Just starting part two of David Bentley Hart's the Doors of the Sea, and it was interesting to think about the way our culture views nature.
paganism worshipped nature, believed that it was self-aware, tried placating it with sacrifices and other rites, there were rights of passage to show you were able to live in nature as an equal, not afraid, but watchfully aware.
in this scientistic age, however, we see nature as nothing but cause-and-effect. pressure builds up, tectonic plates move. earthquake, tsunami, 100,000 homo erecti die. there is no emotional involvement - it just is. how could we get upset?
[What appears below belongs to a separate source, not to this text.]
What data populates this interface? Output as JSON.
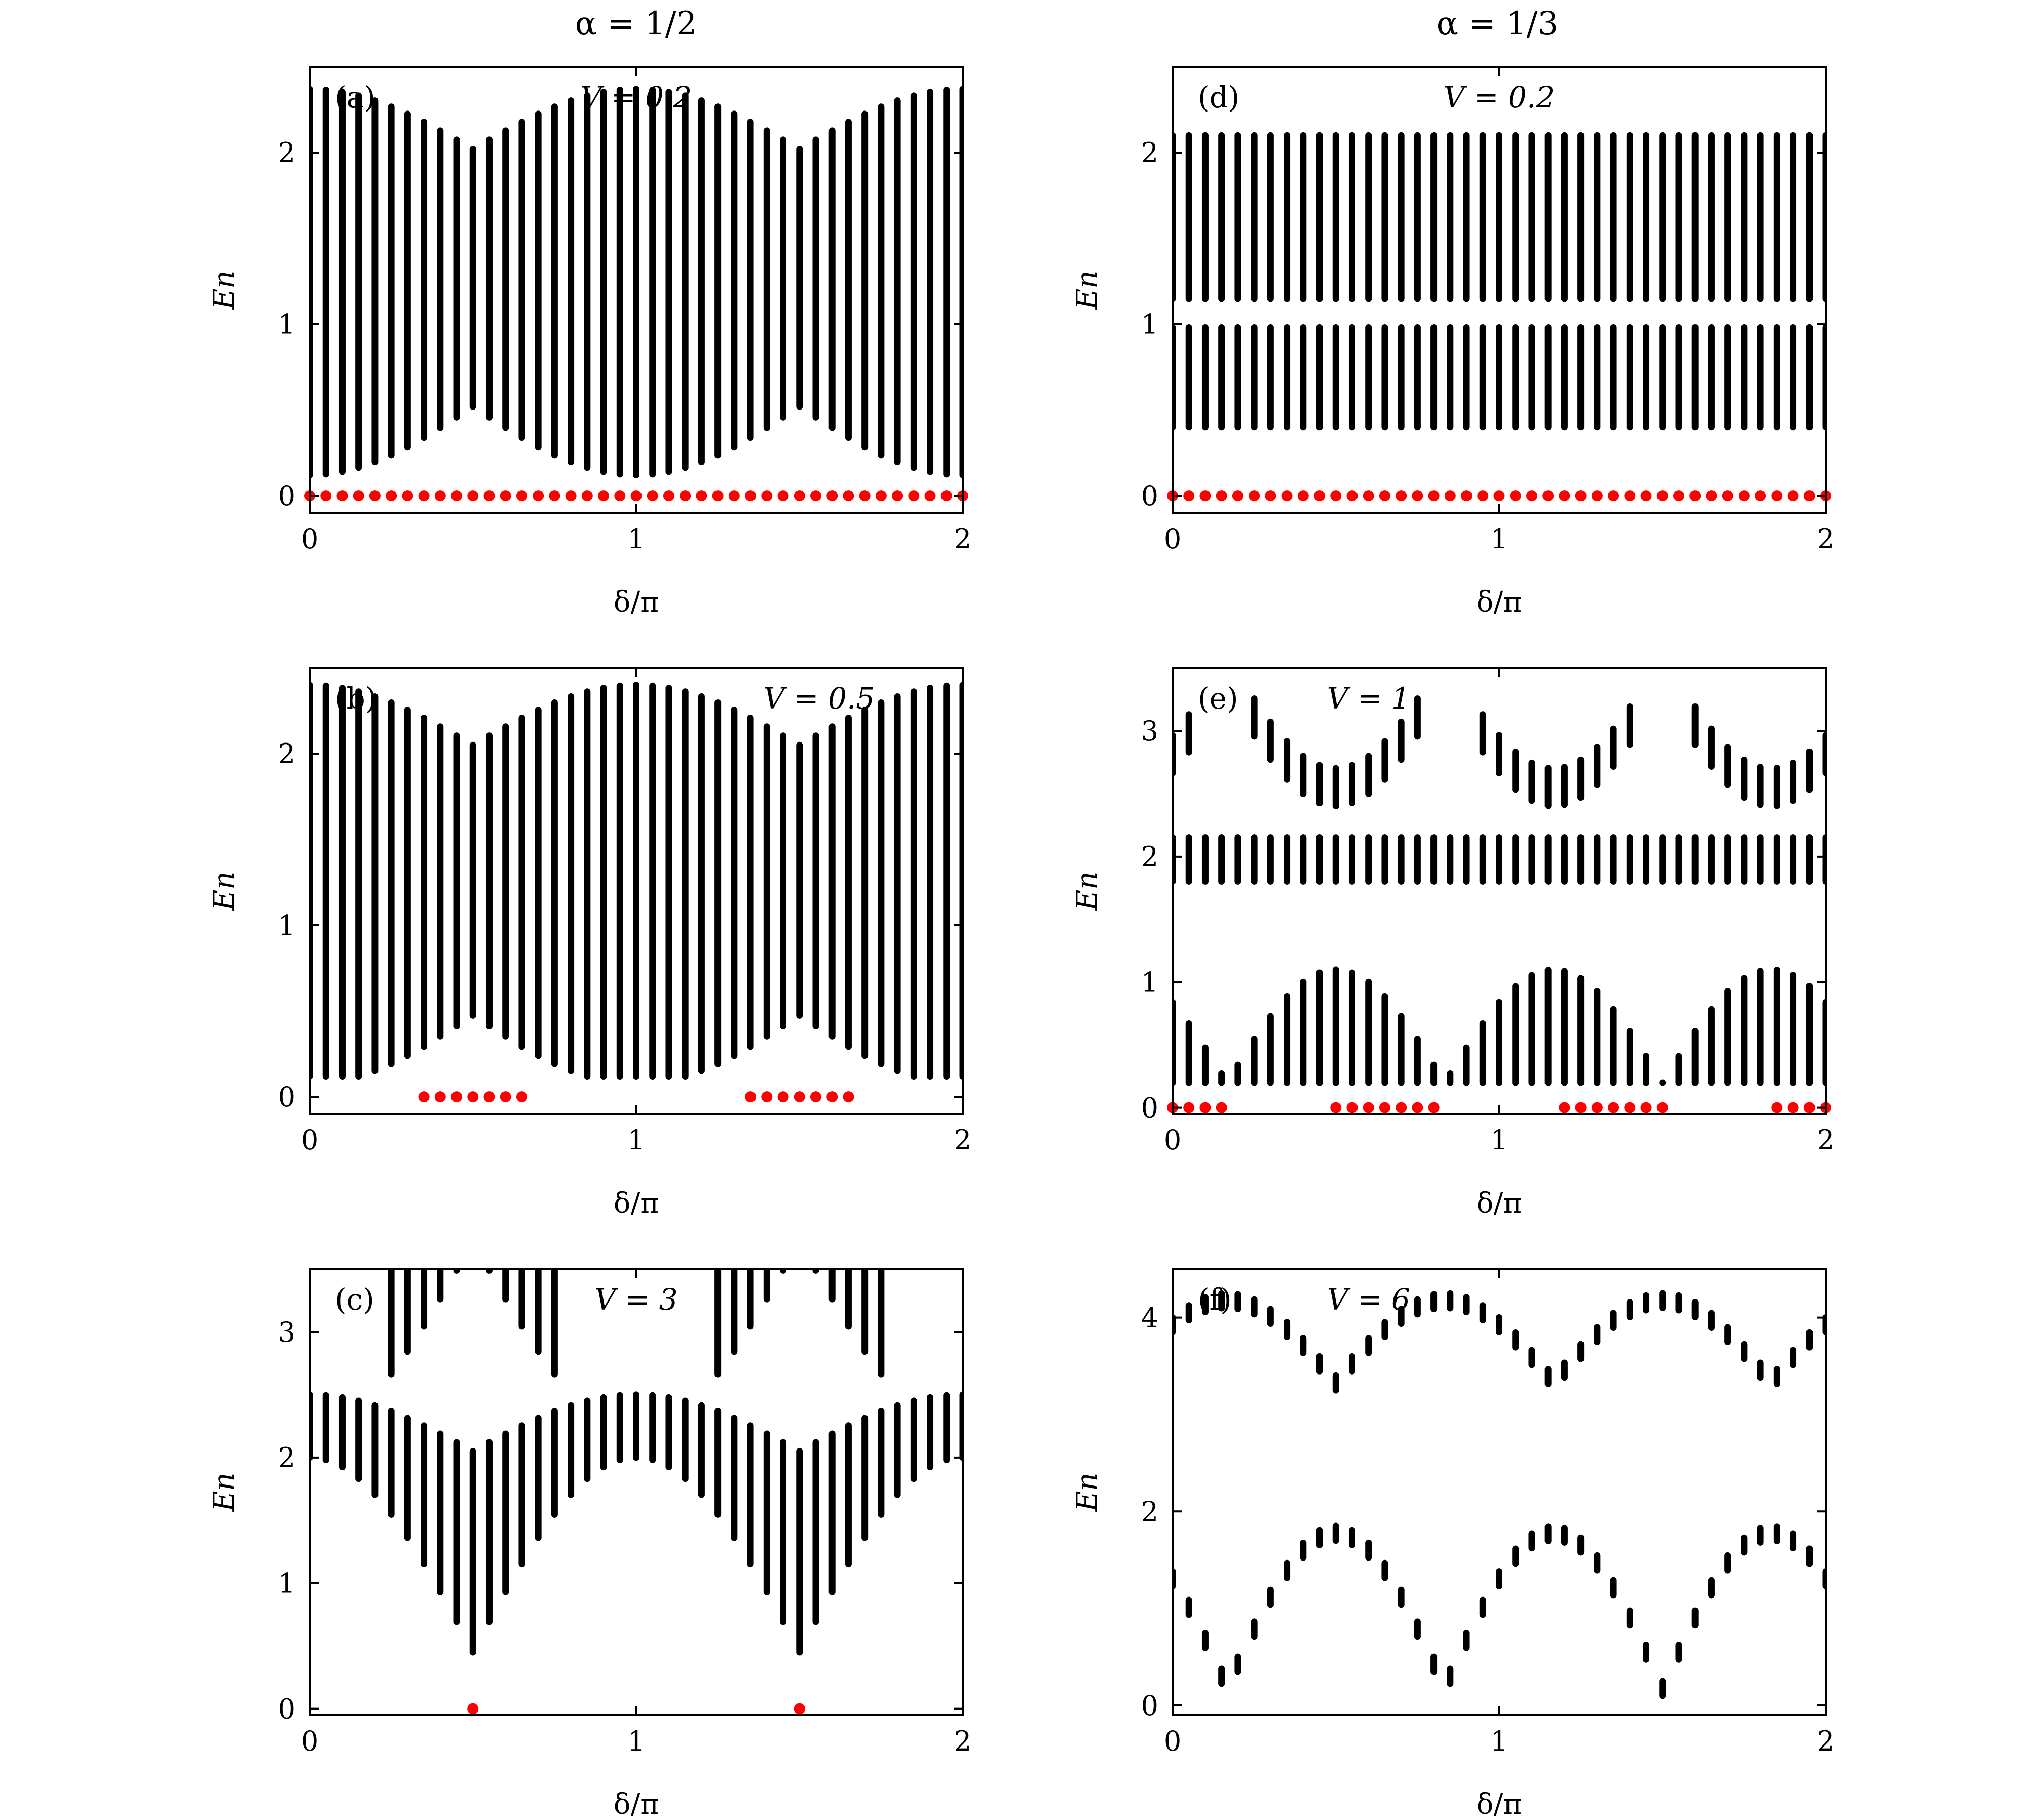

and this is the bind of the world today, in a post-pagan epoch. how are we then to think of nature? benign, simply following the laws by which it was created and continues to exist - or a vengeful, dangerous, awful (in the true sense of the word) force to be greatly feared, never underestimated. we see the debate played out in Australia with the shark-nets, to protect the swimmers at popular beaches - do we fear nature, stay away, let these fearful creatures of the sea alone, or rather do we put up nets to catch them, send out hunting parties with space-age sonar and weaponry to take back our beaches?
can we have to find a middle path, a third way? what is the Christian way of understanding the untameable nature, and at once the omnipotent creator God?
hopefully either you, dear reader, or at the very least DBH will tell me the answer within the last 50 pages!
check out related posts here, and here
7 comments:
What do you think about Job 38-41?
yep - i'm happy to give a warm fuzzy for correct answers.
my guess - Malibu, California
From Mel's FB page:
"The sea was angry that day, my friends, like an old man trying to send back soup in a deli."
- George in "The Marine Biologist"
good on you dave - but your guess was no good.
thanks for that quote Job expert honoria - it is a particularly vivid illustration - my grandfather was a notable letter-writer and complainer, my nan would often be in tears when he would be on his rampages in restaurants, making an excuse to duck back in after they'd left to go apologise to the traumatised staff!
i do think the end of Job presents the 3rd path - that the sea is not out of control, nor is it simply the end chain of cause-and-effect, but is sovereignly under God's control. we are then to not fear the sea, but to fear God - yes?
by that i mean to say, are we right to say the pagan response is closer to a right response, although as all idolatry, the awe is misdirected?
Your poor Nan!
Yeh... when we fear God there isn't anything else to fear.
Job might've become my favorite book ... how is that possible when I barely understand it?
Thanks for sharing your thoughts.
Oh, DBH will give you a third way all right. Just you wait.